Computer Engineering

Blogs

Architectural Infrastructure and Reliability

  • Comments 3
  • Likes

I really like architecting highly available systems; I think they are the most architecturally demanding. In fact serious performance and scalability issues often result in poor reliability or availability. The standard way to build a highly available system is to cluster however I prefer to start with a queued approach and then cluster as appropriate. The nice thing about this approach is that if something does fail then the system will restart without data or transaction loss.

To give an example of this the European Football system I talked about earlier was built with a transactional application but of course the infrastructure it ran upon was critical to the reliability of the system. As I mentioned there were about 10 servers per city and 10 cities in the system. Each server had dual Lans and was clustered, additionally there were dual WAN’s to each city and the central system (a Digital Alpha) was also clustered with a hot standby (it was a hub and spoke model system).

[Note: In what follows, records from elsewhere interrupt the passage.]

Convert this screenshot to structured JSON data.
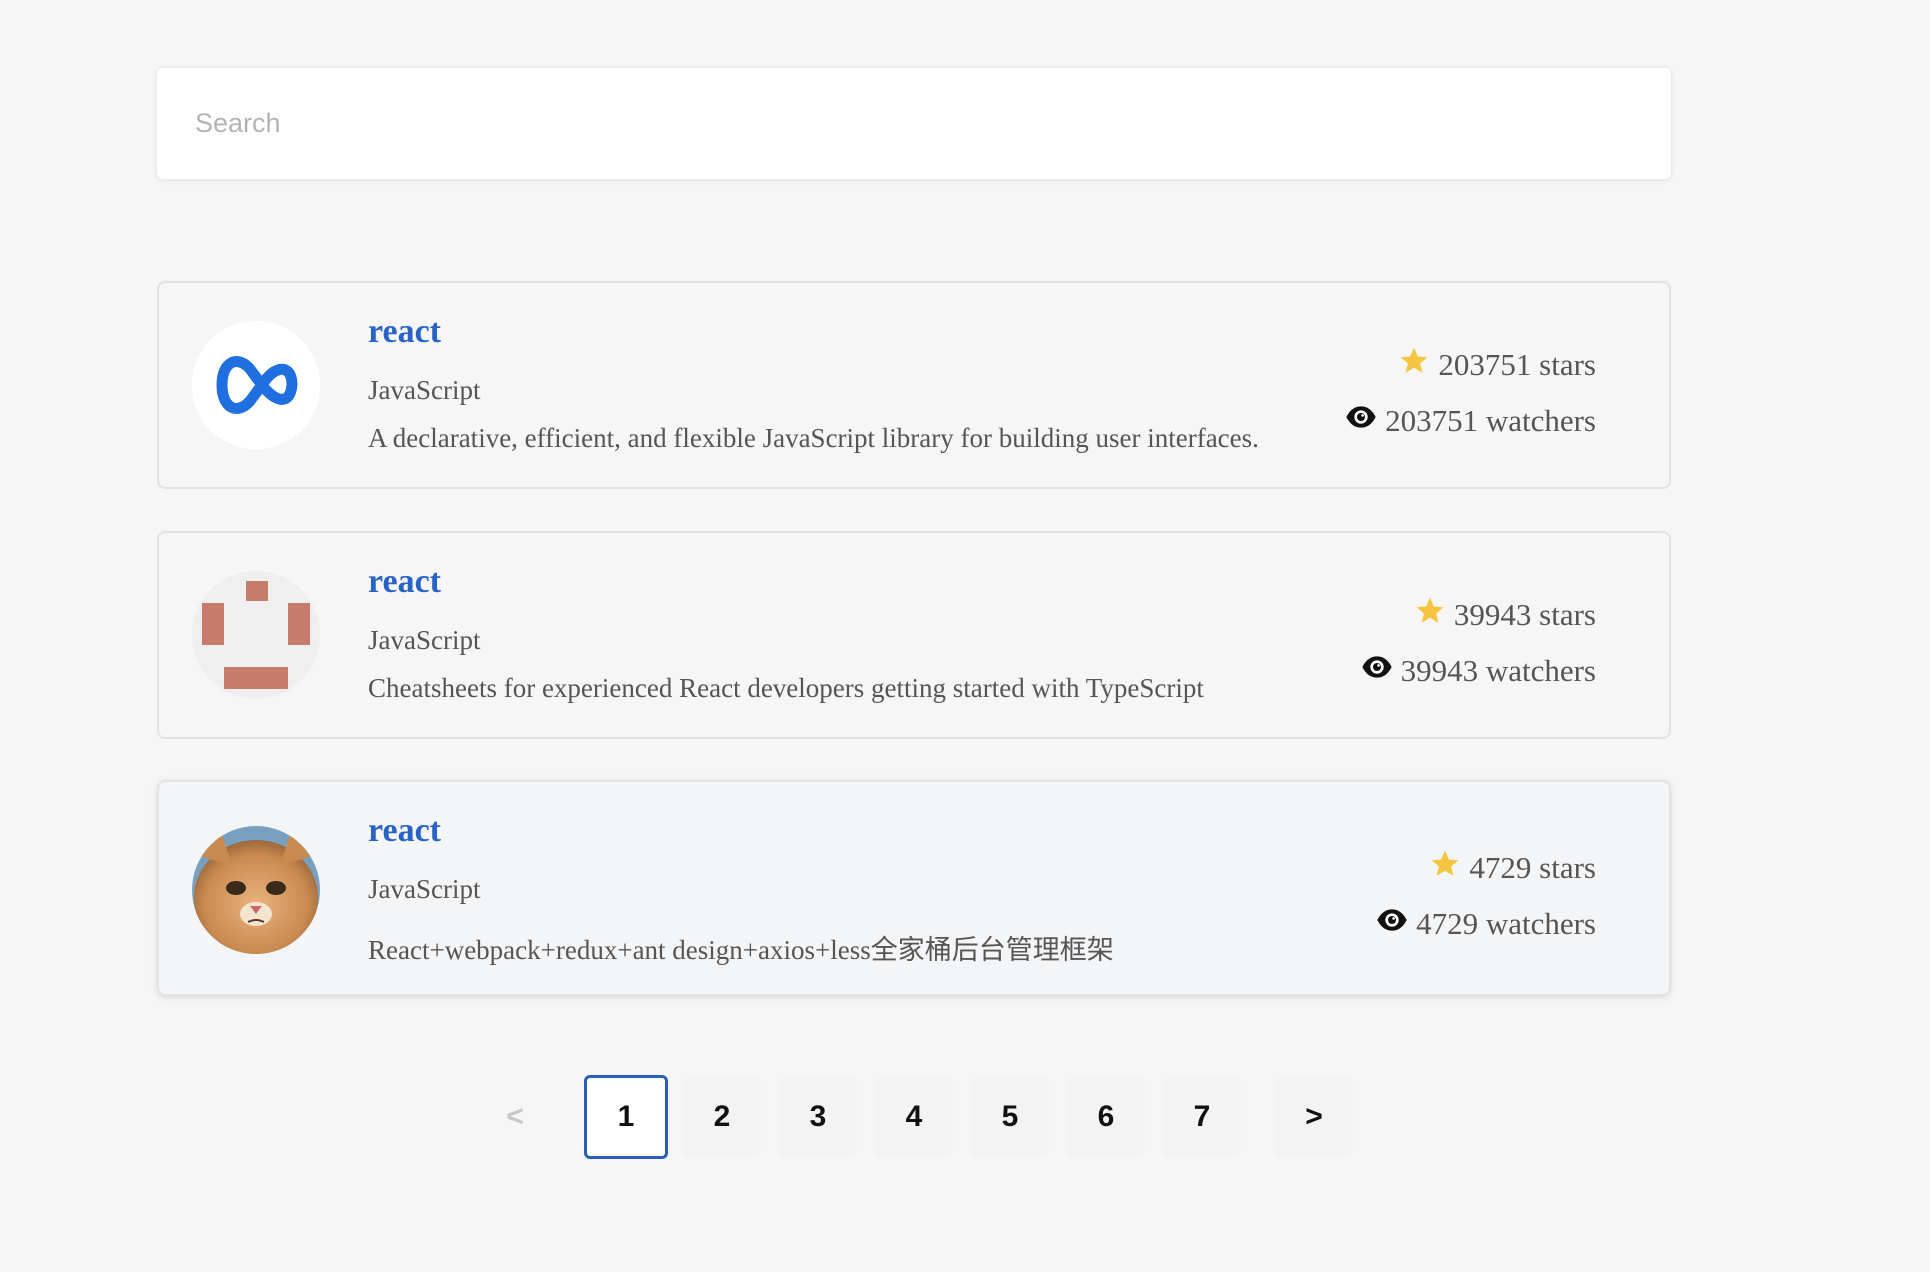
{
  "search": {
    "placeholder": "Search",
    "value": ""
  },
  "repos": [
    {
      "name": "react",
      "language": "JavaScript",
      "description": "A declarative, efficient, and flexible JavaScript library for building user interfaces.",
      "stars": "203751 stars",
      "watchers": "203751 watchers",
      "avatar": "meta-logo"
    },
    {
      "name": "react",
      "language": "JavaScript",
      "description": "Cheatsheets for experienced React developers getting started with TypeScript",
      "stars": "39943 stars",
      "watchers": "39943 watchers",
      "avatar": "pixel-identicon"
    },
    {
      "name": "react",
      "language": "JavaScript",
      "description": "React+webpack+redux+ant design+axios+less全家桶后台管理框架",
      "stars": "4729 stars",
      "watchers": "4729 watchers",
      "avatar": "cat-photo"
    }
  ],
  "pagination": {
    "prev_label": "<",
    "next_label": ">",
    "pages": [
      "1",
      "2",
      "3",
      "4",
      "5",
      "6",
      "7"
    ],
    "current": "1"
  },
  "colors": {
    "link": "#2a63c6",
    "star": "#f5c542",
    "active_page_border": "#2a5fb8"
  }
}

Basically everything was duplicated everywhere and so when I insisted on queues between all the systems the design team thought I was mad. I made lots of threats about what would happen to them if the system failed and so eventually they included queues between all the servers.

On the day of the cup final when the systems had to be running it was very stormy (nothing unusual for UK weather) however we were more interested in the system performance than the match conditions.

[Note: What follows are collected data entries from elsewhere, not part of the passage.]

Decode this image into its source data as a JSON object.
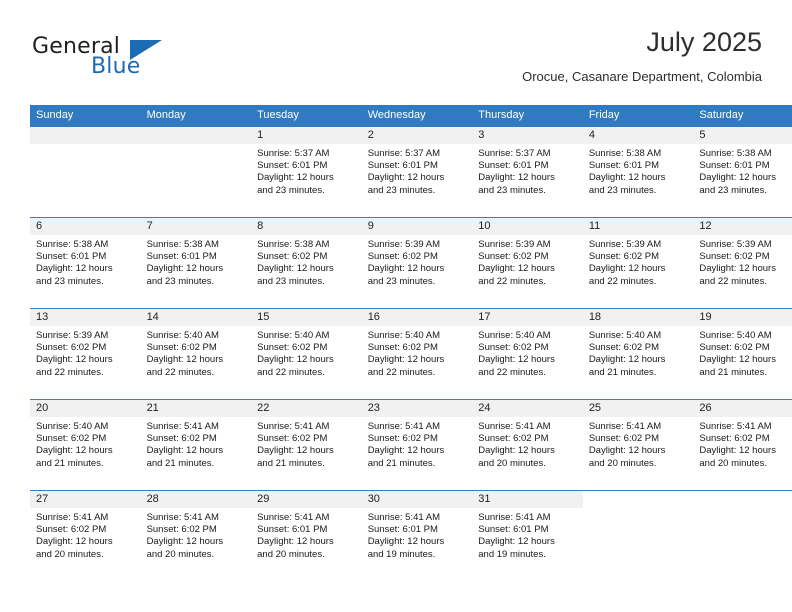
{
  "brand": {
    "name_part1": "General",
    "name_part2": "Blue",
    "triangle_icon": "triangle-icon",
    "accent_color": "#1c6cb5"
  },
  "header": {
    "title": "July 2025",
    "subtitle": "Orocue, Casanare Department, Colombia"
  },
  "calendar": {
    "header_bg": "#2f7ac0",
    "daynum_bg": "#f1f1f1",
    "separator_color": "#3f7fbf",
    "weekday_headers": [
      "Sunday",
      "Monday",
      "Tuesday",
      "Wednesday",
      "Thursday",
      "Friday",
      "Saturday"
    ],
    "weeks": [
      [
        {
          "day": "",
          "lines": []
        },
        {
          "day": "",
          "lines": []
        },
        {
          "day": "1",
          "lines": [
            "Sunrise: 5:37 AM",
            "Sunset: 6:01 PM",
            "Daylight: 12 hours",
            "and 23 minutes."
          ]
        },
        {
          "day": "2",
          "lines": [
            "Sunrise: 5:37 AM",
            "Sunset: 6:01 PM",
            "Daylight: 12 hours",
            "and 23 minutes."
          ]
        },
        {
          "day": "3",
          "lines": [
            "Sunrise: 5:37 AM",
            "Sunset: 6:01 PM",
            "Daylight: 12 hours",
            "and 23 minutes."
          ]
        },
        {
          "day": "4",
          "lines": [
            "Sunrise: 5:38 AM",
            "Sunset: 6:01 PM",
            "Daylight: 12 hours",
            "and 23 minutes."
          ]
        },
        {
          "day": "5",
          "lines": [
            "Sunrise: 5:38 AM",
            "Sunset: 6:01 PM",
            "Daylight: 12 hours",
            "and 23 minutes."
          ]
        }
      ],
      [
        {
          "day": "6",
          "lines": [
            "Sunrise: 5:38 AM",
            "Sunset: 6:01 PM",
            "Daylight: 12 hours",
            "and 23 minutes."
          ]
        },
        {
          "day": "7",
          "lines": [
            "Sunrise: 5:38 AM",
            "Sunset: 6:01 PM",
            "Daylight: 12 hours",
            "and 23 minutes."
          ]
        },
        {
          "day": "8",
          "lines": [
            "Sunrise: 5:38 AM",
            "Sunset: 6:02 PM",
            "Daylight: 12 hours",
            "and 23 minutes."
          ]
        },
        {
          "day": "9",
          "lines": [
            "Sunrise: 5:39 AM",
            "Sunset: 6:02 PM",
            "Daylight: 12 hours",
            "and 23 minutes."
          ]
        },
        {
          "day": "10",
          "lines": [
            "Sunrise: 5:39 AM",
            "Sunset: 6:02 PM",
            "Daylight: 12 hours",
            "and 22 minutes."
          ]
        },
        {
          "day": "11",
          "lines": [
            "Sunrise: 5:39 AM",
            "Sunset: 6:02 PM",
            "Daylight: 12 hours",
            "and 22 minutes."
          ]
        },
        {
          "day": "12",
          "lines": [
            "Sunrise: 5:39 AM",
            "Sunset: 6:02 PM",
            "Daylight: 12 hours",
            "and 22 minutes."
          ]
        }
      ],
      [
        {
          "day": "13",
          "lines": [
            "Sunrise: 5:39 AM",
            "Sunset: 6:02 PM",
            "Daylight: 12 hours",
            "and 22 minutes."
          ]
        },
        {
          "day": "14",
          "lines": [
            "Sunrise: 5:40 AM",
            "Sunset: 6:02 PM",
            "Daylight: 12 hours",
            "and 22 minutes."
          ]
        },
        {
          "day": "15",
          "lines": [
            "Sunrise: 5:40 AM",
            "Sunset: 6:02 PM",
            "Daylight: 12 hours",
            "and 22 minutes."
          ]
        },
        {
          "day": "16",
          "lines": [
            "Sunrise: 5:40 AM",
            "Sunset: 6:02 PM",
            "Daylight: 12 hours",
            "and 22 minutes."
          ]
        },
        {
          "day": "17",
          "lines": [
            "Sunrise: 5:40 AM",
            "Sunset: 6:02 PM",
            "Daylight: 12 hours",
            "and 22 minutes."
          ]
        },
        {
          "day": "18",
          "lines": [
            "Sunrise: 5:40 AM",
            "Sunset: 6:02 PM",
            "Daylight: 12 hours",
            "and 21 minutes."
          ]
        },
        {
          "day": "19",
          "lines": [
            "Sunrise: 5:40 AM",
            "Sunset: 6:02 PM",
            "Daylight: 12 hours",
            "and 21 minutes."
          ]
        }
      ],
      [
        {
          "day": "20",
          "lines": [
            "Sunrise: 5:40 AM",
            "Sunset: 6:02 PM",
            "Daylight: 12 hours",
            "and 21 minutes."
          ]
        },
        {
          "day": "21",
          "lines": [
            "Sunrise: 5:41 AM",
            "Sunset: 6:02 PM",
            "Daylight: 12 hours",
            "and 21 minutes."
          ]
        },
        {
          "day": "22",
          "lines": [
            "Sunrise: 5:41 AM",
            "Sunset: 6:02 PM",
            "Daylight: 12 hours",
            "and 21 minutes."
          ]
        },
        {
          "day": "23",
          "lines": [
            "Sunrise: 5:41 AM",
            "Sunset: 6:02 PM",
            "Daylight: 12 hours",
            "and 21 minutes."
          ]
        },
        {
          "day": "24",
          "lines": [
            "Sunrise: 5:41 AM",
            "Sunset: 6:02 PM",
            "Daylight: 12 hours",
            "and 20 minutes."
          ]
        },
        {
          "day": "25",
          "lines": [
            "Sunrise: 5:41 AM",
            "Sunset: 6:02 PM",
            "Daylight: 12 hours",
            "and 20 minutes."
          ]
        },
        {
          "day": "26",
          "lines": [
            "Sunrise: 5:41 AM",
            "Sunset: 6:02 PM",
            "Daylight: 12 hours",
            "and 20 minutes."
          ]
        }
      ],
      [
        {
          "day": "27",
          "lines": [
            "Sunrise: 5:41 AM",
            "Sunset: 6:02 PM",
            "Daylight: 12 hours",
            "and 20 minutes."
          ]
        },
        {
          "day": "28",
          "lines": [
            "Sunrise: 5:41 AM",
            "Sunset: 6:02 PM",
            "Daylight: 12 hours",
            "and 20 minutes."
          ]
        },
        {
          "day": "29",
          "lines": [
            "Sunrise: 5:41 AM",
            "Sunset: 6:01 PM",
            "Daylight: 12 hours",
            "and 20 minutes."
          ]
        },
        {
          "day": "30",
          "lines": [
            "Sunrise: 5:41 AM",
            "Sunset: 6:01 PM",
            "Daylight: 12 hours",
            "and 19 minutes."
          ]
        },
        {
          "day": "31",
          "lines": [
            "Sunrise: 5:41 AM",
            "Sunset: 6:01 PM",
            "Daylight: 12 hours",
            "and 19 minutes."
          ]
        },
        {
          "day": "",
          "lines": []
        },
        {
          "day": "",
          "lines": []
        }
      ]
    ]
  }
}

Monitoring from the central hub the systems were all running perfectly when we suddenly lost all the communications links! Panic! We picked up the phone but that was out too. Using a mobile phone we got through to the telecom carrier and it transpired that a lightening strike on the phone carrier’s exchange in the central city had taken out all their lines. I didn’t have a clustered exchange! I was so glad we had included the queues as the remote cities continued to process independently, writing the transactions to the queues. Things were a bit tense as we phoned around the cities monitoring the queue length and increasing it where necessary.

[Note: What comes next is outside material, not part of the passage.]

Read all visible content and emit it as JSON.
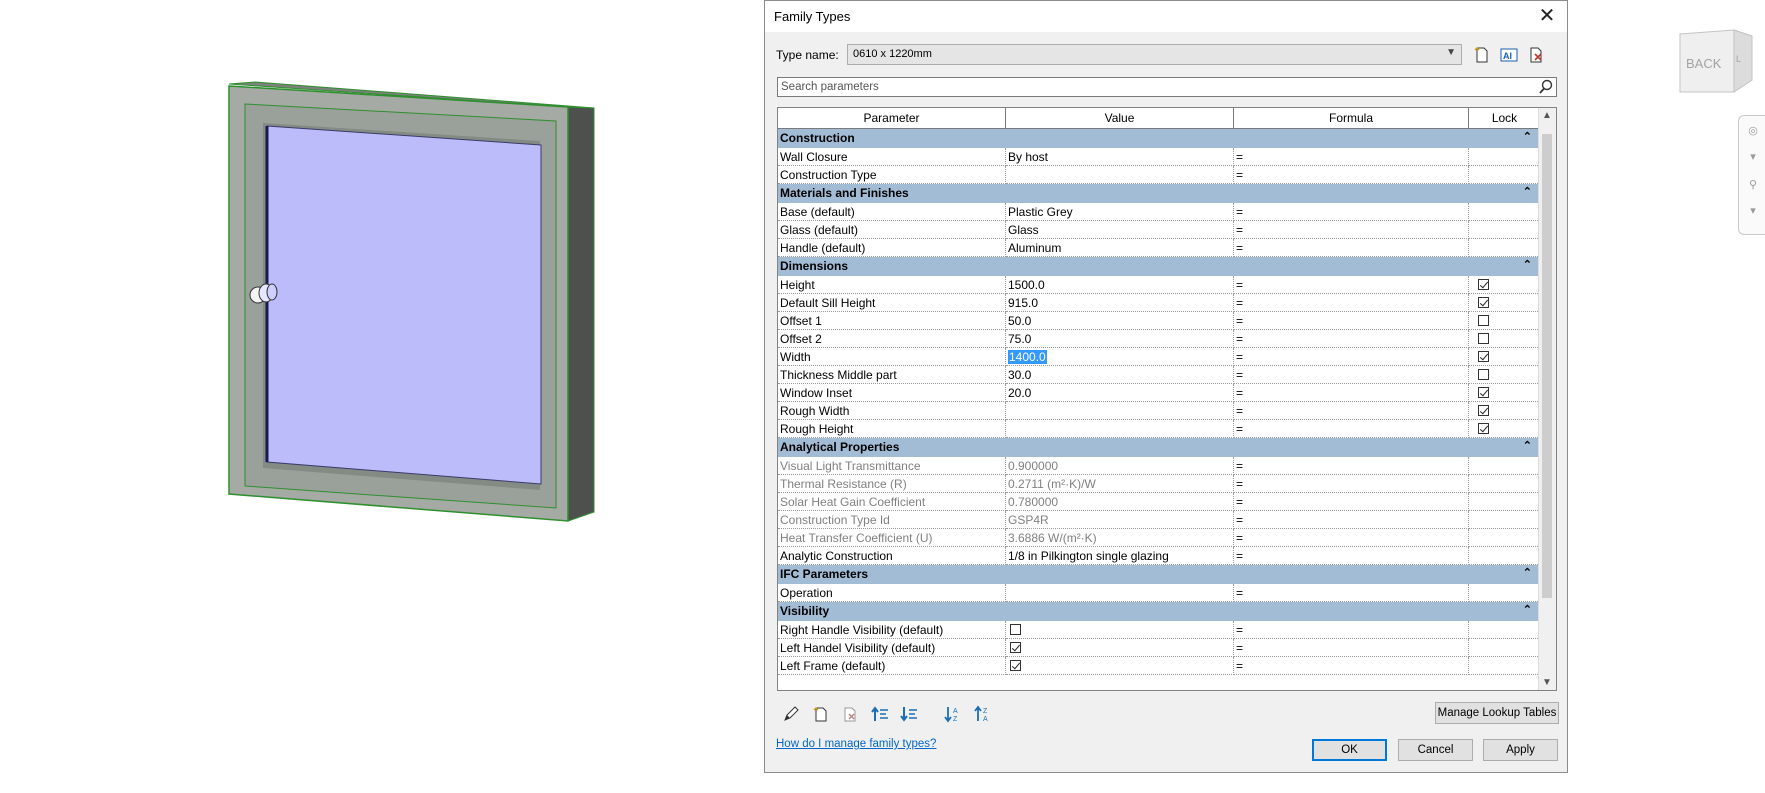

After a few minutes the exchange systems came back on line and the queues started to flush. Immediately the central server went to 100% and stayed there for a couple of minutes whilst the queues all cleared down, teaching me the need for throttling in queued systems very quickly. Luckily the central server kept running and the system then settled down.

So the nice thing about using queues is that they will keep your system running even when something unforeseen happens but, as is the case in most failure analysis, it’s the recovery which is the most difficult part of a high availability system. Needless to say I am a great fan of messaging and queues!

Comments
  • interesting story but it raises an obvious point, most architects rose from the ranks of developers and have little to no infrastructure background. it raises the question of how much do architects need to be aware of the underlying communications & infrastructure which is so often taken for granted?

  • A couple of things, first a lot of older architects eg me come from a systems analysis rather than programming background which is a slightly different focus. I worry a lot about the new breed of developer architects, I am not sure they have the breadth of experience required for architecting big systems, hence this blog and your question

  • To follow on someone (!) told me that I shouldnt have architected with a single point of failure (the exchange). True, mea culpa, I am alas all too fallible which is why I use queues.
    Also the skill requirement for architecture and how that is or is not being met is a big topic I would like to address seperatly.